The Civil Engineering Department at the College of Engineering, University of Baghdad, held on Thursday 28-11-2024 M.Sc. thesis examination titled:
“Behavior of Composite Reinforced Concrete Circular Columns with GFRP I-Section”
By student Hiba Shihab Ahmed.
The examination committee consisted of:
- Prof. Dr. Nazar K. A. Oukaili University of Baghdad/ College of Engineering (chairman).
- Asst. Prof. Dr. Shatha Dheyaa Mohammed University of Baghdad/ College of Engineering (member)
- Asst. Prof. Dr. Luma Fadhil Hussein Al Mustansiriyah University/ College of Engineering (member)
- Prof. Dr. Abbas A. llawi University of Baghdad/ College of Engineering (supervisor).
- Prof. Dr. Riyadh Hindi University of Baghdad/ College of Engineering (supervisor).
After conducting the public discussion and listening to the student’s defense, the thesis was accepted with an Excellent degree.
The thesis was summarized as follows:
Pultruded materials made of fiber reinforced polymer (FRP) come in a broad range of shapes, such as bars, I-sections, C-sections, and other structural sections. These FRP materials are starting to compete with steel as structural materials because of their high strength, low self-weight, and cheap maintenance costs-especially in corrosive conditions. This study aimed to evaluated the behavior of a new concrete composite column using GFRP (Glass Fiber Reinforced Polymer) I-section as a reinforcement additional to traditional steel bars under different load conditions and compared with reference specimens reinforced once with steel I-sections and other once with traditional reinforced concrete columns. To achieve the aims of this study, nine circular columns with a diameter of (150 mm) and a height of (1000 mm) were cast with compression strength equal to (42.4 MPa) at the test day. The research involved three different types of reinforcement: Hybrid circular columns with GFRP I-section and 1% of the reinforcement ratio of steel bars, Hybrid circular columns with steel I-section and 1% of the reinforcement ratio of steel bars, (where the cross-section area of steel I-section was the same for GFRP), compared with reference column without I-section. This study investigates the ultimate capacity, axial and lateral deformation, and failure mode of the circular column under different loading conditions: concentric, eccentric (with eccentricities of 25 mm) and flexural loading. The results showed that the ultimate capacity of the composite columns using either encased steel I-section or GFRP I-section was higher than the traditional columns under all loading conditions. The concentric tested specimens, with steel I-section and with GFRP I-section, exceeded the ultimate strength of the reference specimen by 8.9% and 2.9%, respectively. Specimens with steel I-section and GFRP I-section achieved 11.9% and 9.7% higher ultimate strength than reference specimens under a compression load of 25mm eccentricity. Specimens with steel I-section and the specimen with GFRP I-section achieved ultimate strengths of 114.3% and 36.6% under flexural load in comparison to reference column. Furthermore, the experimental results indicate that the specimens reinforced with GFRP I-section, showed higher ductility under eccentric (due to axial displacement) and flexural loading. On the other hand, the specimen with steel I-section shows a higher ductility behavior under concentric load.
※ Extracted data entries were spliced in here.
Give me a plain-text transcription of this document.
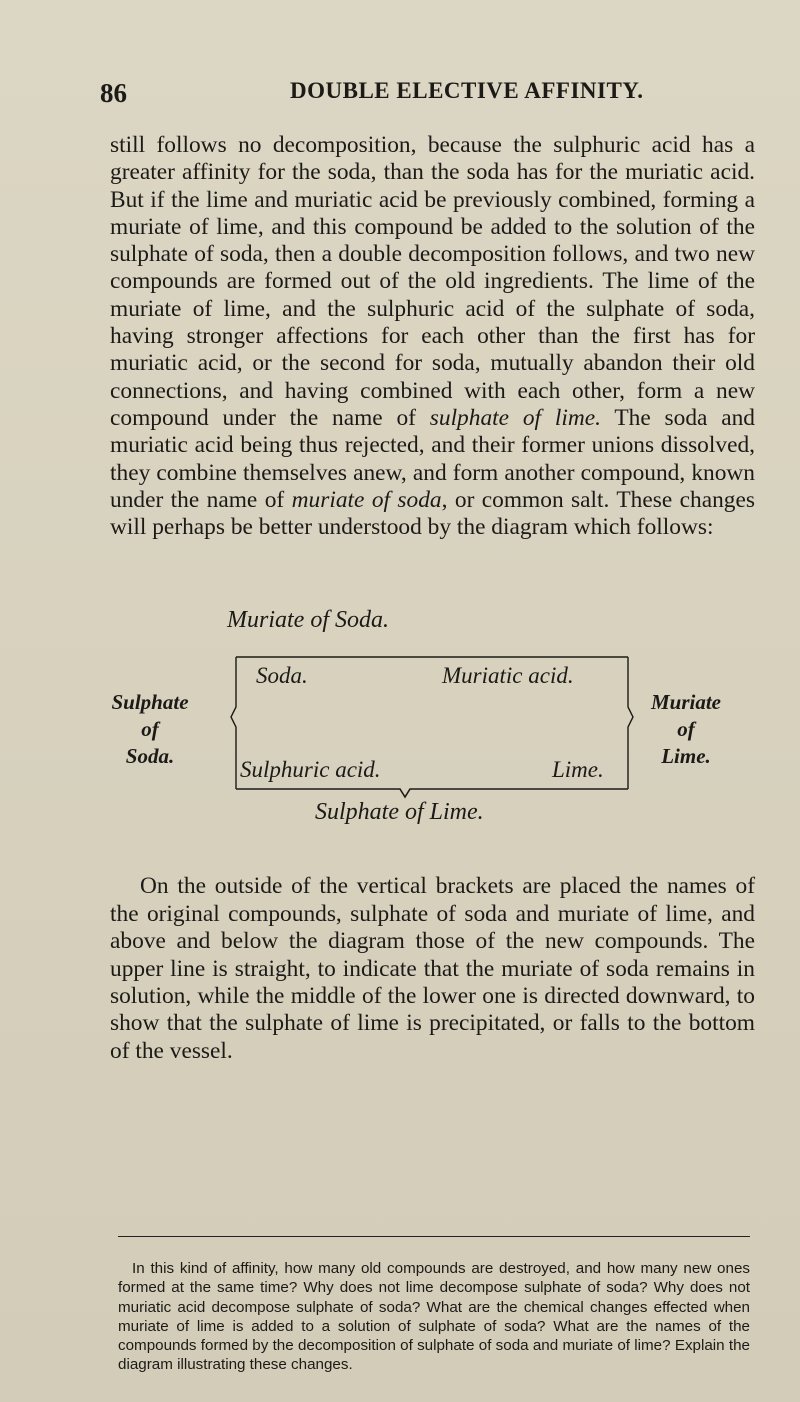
86	DOUBLE ELECTIVE AFFINITY.

still follows no decomposition, because the sulphuric acid has a greater affinity for the soda, than the soda has for the muriatic acid. But if the lime and muriatic acid be previously combined, forming a muriate of lime, and this compound be added to the solution of the sulphate of soda, then a double decomposition follows, and two new compounds are formed out of the old ingredients. The lime of the muriate of lime, and the sulphuric acid of the sulphate of soda, having stronger affections for each other than the first has for muriatic acid, or the second for soda, mutually abandon their old connections, and having combined with each other, form a new compound under the name of sulphate of lime. The soda and muriatic acid being thus rejected, and their former unions dissolved, they combine themselves anew, and form another compound, known under the name of muriate of soda, or common salt. These changes will perhaps be better understood by the diagram which follows:

Muriate of Soda.
Soda.	Muriatic acid.
Sulphuric acid.	Lime.
Sulphate of Lime.
Sulphate
of
Soda.
Muriate
of
Lime.

On the outside of the vertical brackets are placed the names of the original compounds, sulphate of soda and muriate of lime, and above and below the diagram those of the new compounds. The upper line is straight, to indicate that the muriate of soda remains in solution, while the middle of the lower one is directed downward, to show that the sulphate of lime is precipitated, or falls to the bottom of the vessel.

In this kind of affinity, how many old compounds are destroyed, and how many new ones formed at the same time? Why does not lime decompose sulphate of soda? Why does not muriatic acid decompose sulphate of soda? What are the chemical changes effected when muriate of lime is added to a solution of sulphate of soda? What are the names of the compounds formed by the decomposition of sulphate of soda and muriate of lime? Explain the diagram illustrating these changes.
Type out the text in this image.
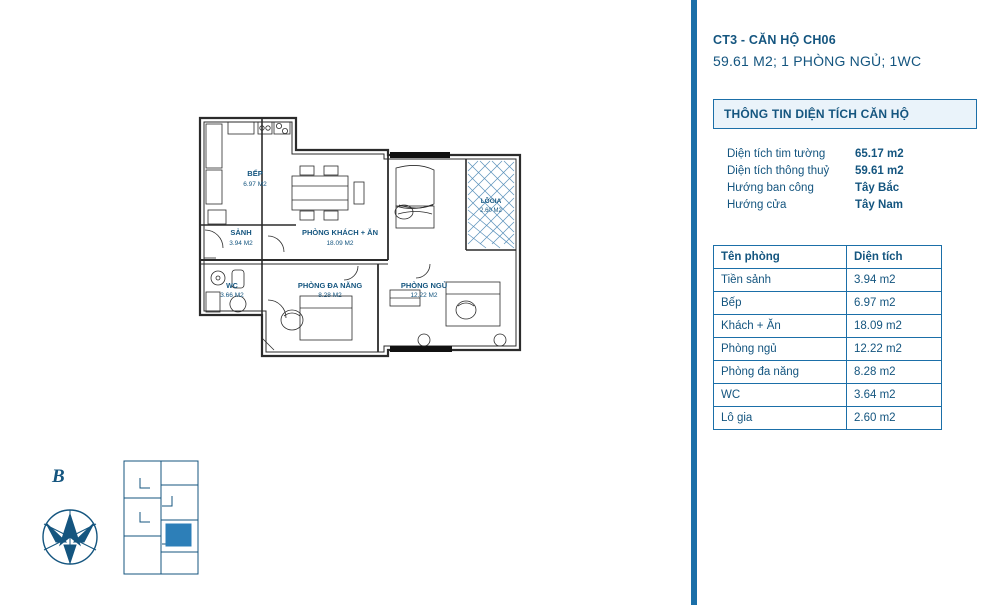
BẾP
6.97 M2
SẢNH
3.94 M2
PHÒNG KHÁCH + ĂN
18.09 M2
WC
3.66 M2
PHÒNG ĐA NĂNG
8.28 M2
PHÒNG NGỦ
12.22 M2
LÔGIA
2.60 M2
B
CT3 - CĂN HỘ CH06
59.61 M2; 1 PHÒNG NGỦ; 1WC
THÔNG TIN DIỆN TÍCH CĂN HỘ
Diện tích tim tường	65.17 m2
Diện tích thông thuỷ	59.61 m2
Hướng ban công	Tây Bắc
Hướng cửa	Tây Nam
Tên phòng	Diện tích
Tiền sảnh	3.94 m2
Bếp	6.97 m2
Khách + Ăn	18.09 m2
Phòng ngủ	12.22 m2
Phòng đa năng	8.28 m2
WC	3.64 m2
Lô gia	2.60 m2
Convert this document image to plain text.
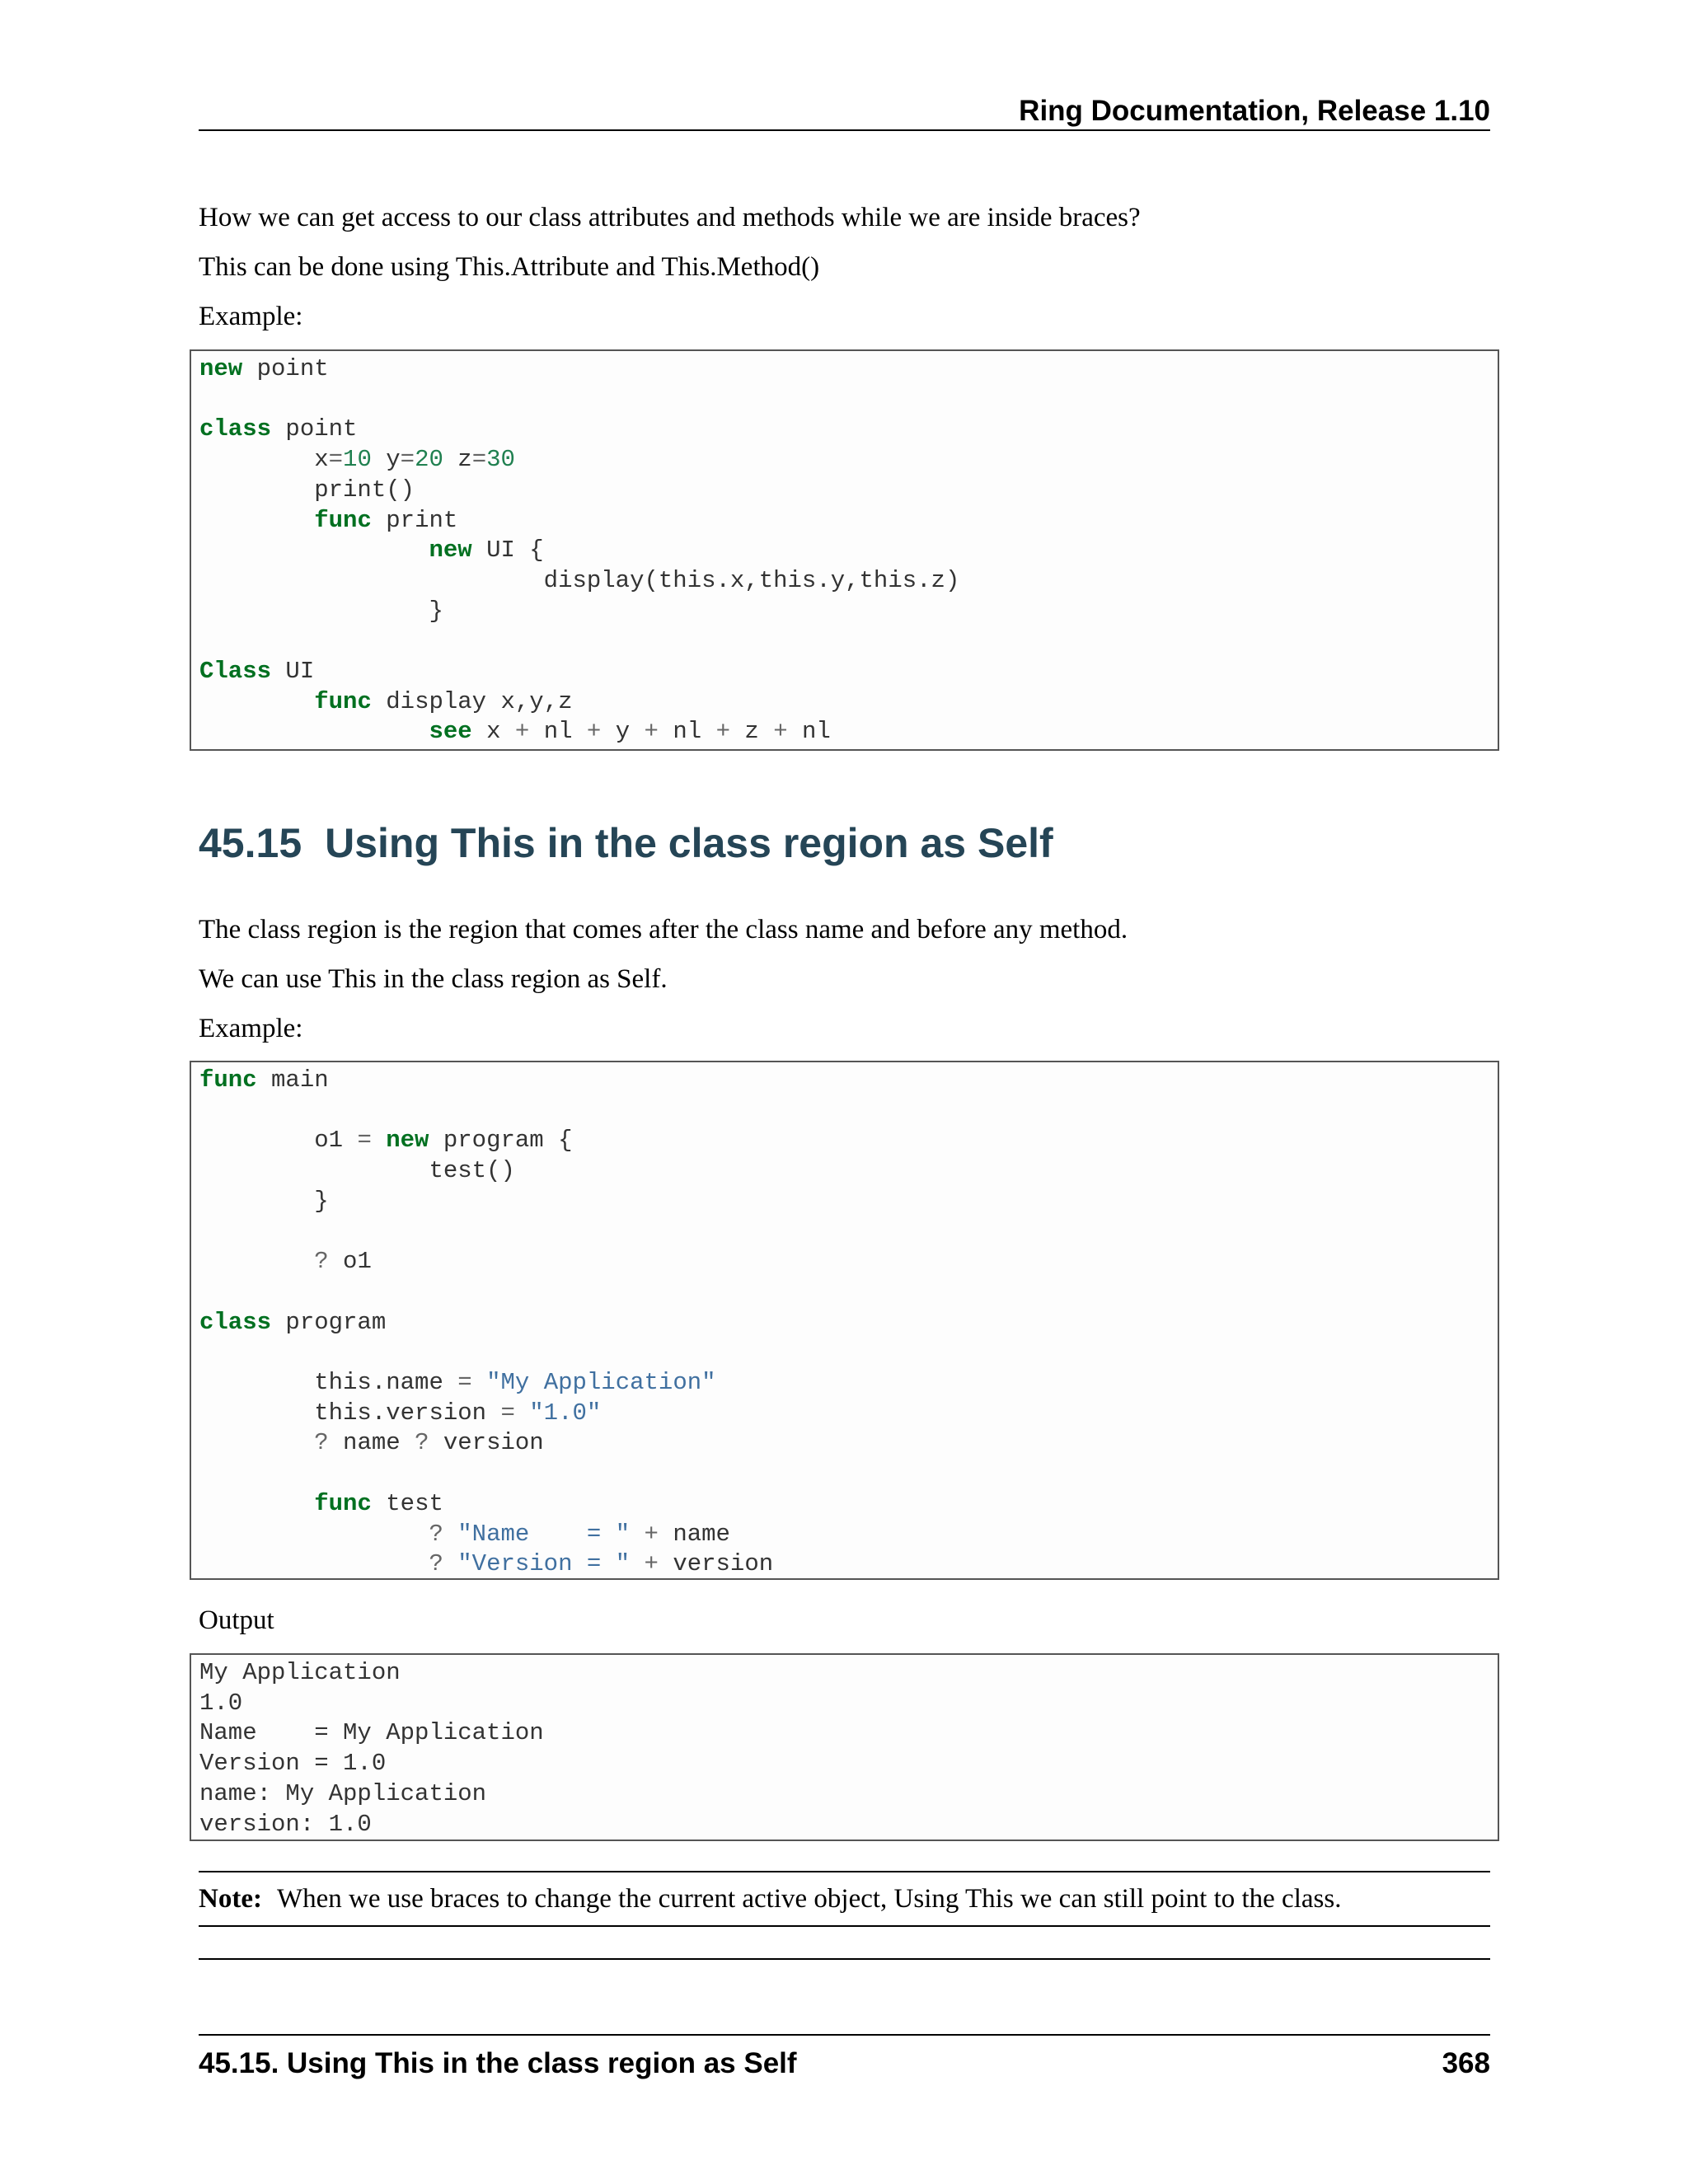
Ring Documentation, Release 1.10

How we can get access to our class attributes and methods while we are inside braces?

This can be done using This.Attribute and This.Method()

Example:

new point

class point
x=10 y=20 z=30
print()
func print
new UI {
display(this.x,this.y,this.z)
}

Class UI
func display x,y,z
see x + nl + y + nl + z + nl
45.15 Using This in the class region as Self

The class region is the region that comes after the class name and before any method.

We can use This in the class region as Self.

Example:

func main

o1 = new program {
test()
}

? o1

class program

this.name = "My Application"
this.version = "1.0"
? name ? version

func test
? "Name    = " + name
? "Version = " + version

Output

My Application
1.0
Name    = My Application
Version = 1.0
name: My Application
version: 1.0
Note: When we use braces to change the current active object, Using This we can still point to the class.
45.15. Using This in the class region as Self	368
Also, ABAQUS software was used to model and analyze columns. Considering failure modes, load-deflection curves and a simulation of 50mm eccentric load, which have not been studied in experimental part, was presented. The numerical analysis’s findings agreed well with the results of the experimental part.
A simulation modelling for the column specimens under eccentric load (50 mm) is presented using the finite element method. This simulation has been applied to specimens to get extra points for drawing the interaction diagram of load-moment curves. The results of this simulation indicate that when increase the eccentricity to 50mm the ultimate load of columns decreases. where the capacity of the (reference column, the composite column with steel I-section and the composite column with GFRP I-section) decreased to 67%, 64% and 63% respectively comparing with columns tested under concentric load. Also, the analytical investigation of an interaction diagram can predict the load carrying capacity and bending moment capacity of specimens with good accuracy. And it was noticed a good agreement between the numerical simulation and experimental results.
The study recommended expanded research to fully understand the behavior of such members, more research can be done on similar experiments on GFRP encased concrete columns with varying cross-sections (rectangular and circular), and shapes of embedded structural (tube, channel or angle) sections, so it would provide insight into how building methods could be improved for both cost and efficiency. Additionally, similar studies can be conducted on GFRP-encased concrete columns with different concrete compressive strengths. The study also recommended examining the performance of these columns when longitudinal and transverse steel reinforcement bars are replaced with GFRP bars. Furthermore, examining the impact of the composite column with GFRP sections under various loading conditions, such as combined and dynamic loads. Lastly, the study advised that future research on the slenderness impact of GFRP-encased concrete columns be conducted.